Once you have the pup you like it is now time to bond it to you. Take the pup around with you and get it used to the strange noises and smells. I let my pups play with the kids and be part of the family. House training and basic obedience, like to wait for their food or to sit and come are great to teach your dog as it gets used to you. Be firm but fair with the pup as it grows, to establish its position in your pack. Ensure everyone in the family is aware of your rules and sticks to them. Inconsistency causes confusion in a young dog. Ensure the family knows your commands and use them.
Keep it away from the chooks though or you will find out how good a sheepdog you’ve got a little too soon when it catches them and try’s to eat them. A sheepdog herds sheep because of its instinct. We have for centuries selected dogs with more and more herding instinct to get the modern sheepdog who has an overwhelming desire to herd. It’s not something we can train. It is a predatory instinct that we as humans have selected for and put to good use. We are, in his eyes, the lead dog in his pack and his job is to bring in the prey for you to kill. Like the wolves in the wild the modern sheepdog is performing his role in the pack. So it is a small step for a dog to go from herding to killing. We need to control that through training, with commands over that instinct as the dog get older. Letting a pup near the chooks, or other poultry for that matter, without our control is a recipe for disaster. Bonding with your dog establishes that lead dog position for you which will be very important when it comes time to train.
Young dogs need a place to sleep and call their own that is safe and secure. Even a young dog can do a lot of damage in a short time if left to its own devices. A pen is ideal with a solid floor. Raised timber floors also work well. Teaching a pup to tether is another a way of ensuring, as it gets older, that it is safe at night. Tie a pup for short period at first with you in sight. Reassure the pup as it struggle to get to you. Gradually increase the length of time on the tether. Short session on a lead also gets a young dog used to being chained out. Ensuring the dog is secure will give you a better nights sleep and keep the neighbors’ on good terms.
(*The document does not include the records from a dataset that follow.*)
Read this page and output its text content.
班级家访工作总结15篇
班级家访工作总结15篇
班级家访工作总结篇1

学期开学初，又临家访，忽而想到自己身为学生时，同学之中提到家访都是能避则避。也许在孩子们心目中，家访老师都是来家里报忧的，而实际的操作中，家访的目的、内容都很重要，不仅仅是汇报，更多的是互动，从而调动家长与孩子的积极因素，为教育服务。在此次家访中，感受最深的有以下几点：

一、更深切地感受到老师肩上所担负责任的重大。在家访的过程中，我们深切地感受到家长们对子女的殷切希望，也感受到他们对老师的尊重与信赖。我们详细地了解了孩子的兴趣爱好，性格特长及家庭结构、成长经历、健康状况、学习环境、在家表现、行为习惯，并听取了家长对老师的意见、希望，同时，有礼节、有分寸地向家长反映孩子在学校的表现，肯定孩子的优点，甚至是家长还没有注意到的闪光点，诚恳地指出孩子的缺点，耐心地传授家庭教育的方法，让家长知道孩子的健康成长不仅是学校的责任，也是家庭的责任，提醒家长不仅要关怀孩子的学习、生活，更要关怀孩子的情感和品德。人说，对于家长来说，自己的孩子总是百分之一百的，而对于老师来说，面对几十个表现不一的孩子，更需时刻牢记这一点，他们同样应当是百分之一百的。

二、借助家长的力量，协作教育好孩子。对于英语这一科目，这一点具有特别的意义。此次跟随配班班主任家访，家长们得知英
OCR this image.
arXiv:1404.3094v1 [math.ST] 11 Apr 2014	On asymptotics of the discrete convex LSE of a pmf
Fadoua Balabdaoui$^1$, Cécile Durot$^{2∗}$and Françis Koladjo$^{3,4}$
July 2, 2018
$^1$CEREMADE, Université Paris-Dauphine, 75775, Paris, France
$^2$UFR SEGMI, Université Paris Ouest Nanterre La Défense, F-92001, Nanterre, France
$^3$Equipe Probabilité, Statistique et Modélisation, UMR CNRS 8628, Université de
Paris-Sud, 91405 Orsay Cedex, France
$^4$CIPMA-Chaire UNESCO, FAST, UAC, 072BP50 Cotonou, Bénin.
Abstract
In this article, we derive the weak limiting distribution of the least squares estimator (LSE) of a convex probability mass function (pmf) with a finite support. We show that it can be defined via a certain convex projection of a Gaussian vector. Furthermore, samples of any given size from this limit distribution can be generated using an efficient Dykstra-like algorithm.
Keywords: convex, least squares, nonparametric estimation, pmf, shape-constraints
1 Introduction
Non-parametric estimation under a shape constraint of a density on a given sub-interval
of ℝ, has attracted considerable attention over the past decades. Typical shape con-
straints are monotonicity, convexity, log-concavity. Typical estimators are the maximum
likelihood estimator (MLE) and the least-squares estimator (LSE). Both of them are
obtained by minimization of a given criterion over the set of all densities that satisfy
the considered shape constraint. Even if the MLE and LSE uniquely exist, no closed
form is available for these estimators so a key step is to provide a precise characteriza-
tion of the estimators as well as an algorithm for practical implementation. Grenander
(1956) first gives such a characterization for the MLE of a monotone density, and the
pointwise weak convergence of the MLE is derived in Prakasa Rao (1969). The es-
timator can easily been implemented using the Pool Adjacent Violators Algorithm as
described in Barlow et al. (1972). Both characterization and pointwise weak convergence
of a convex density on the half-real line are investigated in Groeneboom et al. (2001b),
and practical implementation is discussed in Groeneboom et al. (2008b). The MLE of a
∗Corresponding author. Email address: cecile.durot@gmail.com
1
If you do the research before buying a pup, bring it up well and let him grow up, you will have a the foundations for a life long mate and farm hand who will need no pay only an occasional pat. He will work from dawn till dusk for dog biscuits and ask for no overtime. He will love you no matter what you call him or how late you come home. Spend a little more on a well bred dog, take your time and with a little thought you will be rewarded, that’s a guarantee.